分野別のセカンドオピニオン税理士の選び方
| 相談分野 |
税理士に求める専門性 |
確認すべきポイント |
| 相続税 | 資産税に強い税理士 | 年間の相続税申告件数・土地評価の実績 |
| 事業承継 | 事業承継税制に詳しい税理士 | 事業承継計画の策定実績・M&Aの経験 |
| 法人化の判断 | 個人・法人の両方に対応できる税理士 | 法人設立から税務・社保まで対応できるか |
| 税務調査対応 | 税務調査経験が豊富な税理士 | 税務署OBか・書面添付制度の活用実績 |
| 国際税務 | 国際税務・移転価格に強い税理士 | 海外取引のある法人の顧問実績 |
📊 公認会計士の視点
セカンドオピニオン税理士を選ぶ際、見落とされがちなのが「公認会計士資格の有無」です。特に法人の決算書レビューや企業価値評価が絡む場面(M&A・事業承継)では、監査・会計の専門知識を持つ公認会計士の視点が加わることで、より精度の高いアドバイスが得られます。
ワンストップ事務所のセカンドオピニオン活用法
税理士・公認会計士・社会保険労務士・行政書士が在籍するワンストップ事務所にセカンドオピニオンを依頼すると、税務だけでなく関連する労務・行政手続きの視点も含めた包括的なアドバイスが得られます。

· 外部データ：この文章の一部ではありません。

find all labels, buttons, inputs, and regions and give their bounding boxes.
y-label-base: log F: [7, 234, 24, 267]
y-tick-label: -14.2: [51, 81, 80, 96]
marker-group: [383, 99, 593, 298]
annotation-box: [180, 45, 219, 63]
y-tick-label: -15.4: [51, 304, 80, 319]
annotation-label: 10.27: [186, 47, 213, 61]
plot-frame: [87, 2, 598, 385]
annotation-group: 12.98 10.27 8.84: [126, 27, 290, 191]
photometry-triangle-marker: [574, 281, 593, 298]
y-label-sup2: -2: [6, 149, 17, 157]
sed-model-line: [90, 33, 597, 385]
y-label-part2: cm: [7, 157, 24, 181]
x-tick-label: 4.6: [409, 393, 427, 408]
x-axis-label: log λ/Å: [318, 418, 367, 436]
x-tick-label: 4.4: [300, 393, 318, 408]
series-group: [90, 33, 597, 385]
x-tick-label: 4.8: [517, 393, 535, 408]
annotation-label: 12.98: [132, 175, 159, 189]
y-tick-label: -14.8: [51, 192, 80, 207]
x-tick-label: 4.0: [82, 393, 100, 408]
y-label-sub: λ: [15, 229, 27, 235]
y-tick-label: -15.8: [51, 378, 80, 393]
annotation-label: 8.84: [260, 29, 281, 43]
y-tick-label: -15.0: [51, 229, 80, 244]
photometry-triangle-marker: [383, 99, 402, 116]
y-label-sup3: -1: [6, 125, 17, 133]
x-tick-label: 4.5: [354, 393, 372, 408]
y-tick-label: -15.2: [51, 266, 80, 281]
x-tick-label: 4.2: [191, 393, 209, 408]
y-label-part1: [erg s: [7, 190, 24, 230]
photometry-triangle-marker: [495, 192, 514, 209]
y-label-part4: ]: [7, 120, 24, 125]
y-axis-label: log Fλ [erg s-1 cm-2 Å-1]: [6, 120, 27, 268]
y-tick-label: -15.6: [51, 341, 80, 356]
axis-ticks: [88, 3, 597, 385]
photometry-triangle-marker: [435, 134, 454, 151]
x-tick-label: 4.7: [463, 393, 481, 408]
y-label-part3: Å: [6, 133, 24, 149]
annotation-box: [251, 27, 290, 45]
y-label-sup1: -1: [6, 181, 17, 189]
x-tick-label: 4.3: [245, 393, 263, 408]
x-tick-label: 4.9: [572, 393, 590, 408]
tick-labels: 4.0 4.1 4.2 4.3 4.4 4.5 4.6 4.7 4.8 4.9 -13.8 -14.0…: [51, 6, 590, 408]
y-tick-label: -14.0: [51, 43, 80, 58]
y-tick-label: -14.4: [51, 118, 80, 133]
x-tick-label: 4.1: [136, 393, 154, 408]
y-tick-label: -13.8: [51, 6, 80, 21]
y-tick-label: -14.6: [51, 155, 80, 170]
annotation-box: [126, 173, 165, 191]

たとえば「法人化すべきか?」という相談では、税務面(法人税 vs 所得税の比較)だけでなく、社会保険の加入義務(社労士の視点)、法人設立の届出手続き(行政書士の視点)、会計基準の変更(公認会計士の視点)まで、1回の相談でまとめて聞くことができます。
ワンストップ事務所のメリットについて詳しくは、「ワンストップサービスのメリットと選び方」をご覧ください。また、税理士に依頼できる業務の全体像は「税理士の業務範囲ガイド」で解説しています。
セカンドオピニオンを活用した3つのケーススタディ
ケース①:相続税の土地評価で500万円の節税に成功
年商3,000万円の個人事業主Aさんは、父親の相続で都内の土地を相続しました。顧問税理士の評価額は4,000万円でしたが、資産税に強い税理士にセカンドオピニオンを依頼したところ、不整形地補正や奥行価格補正の適用により評価額が2,800万円に。相続税が約500万円軽減されました。
ケース②:法人化の最適タイミングを見極めた
フリーランスエンジニアのBさんは、顧問税理士から「来年法人化した方がいい」と助言されましたが、セカンドオピニオンで別の税理士に相談。社会保険料の負担増を含めたシミュレーションの結果、「もう1年個人のままで、売上が1,500万円を超えたタイミングで法人化するのが最適」という結論に至りました。
ケース③:税務調査の事前対策で重加算税を回避
飲食業を営むC社は税務調査の通知を受け、顧問税理士に加えて税務調査経験の豊富な税理士にセカンドオピニオンを依頼。交際費の区分について事前に整理し、根拠資料を準備した結果、重加算税の対象となりうる項目を修正申告で処理し、重加算税を回避できました。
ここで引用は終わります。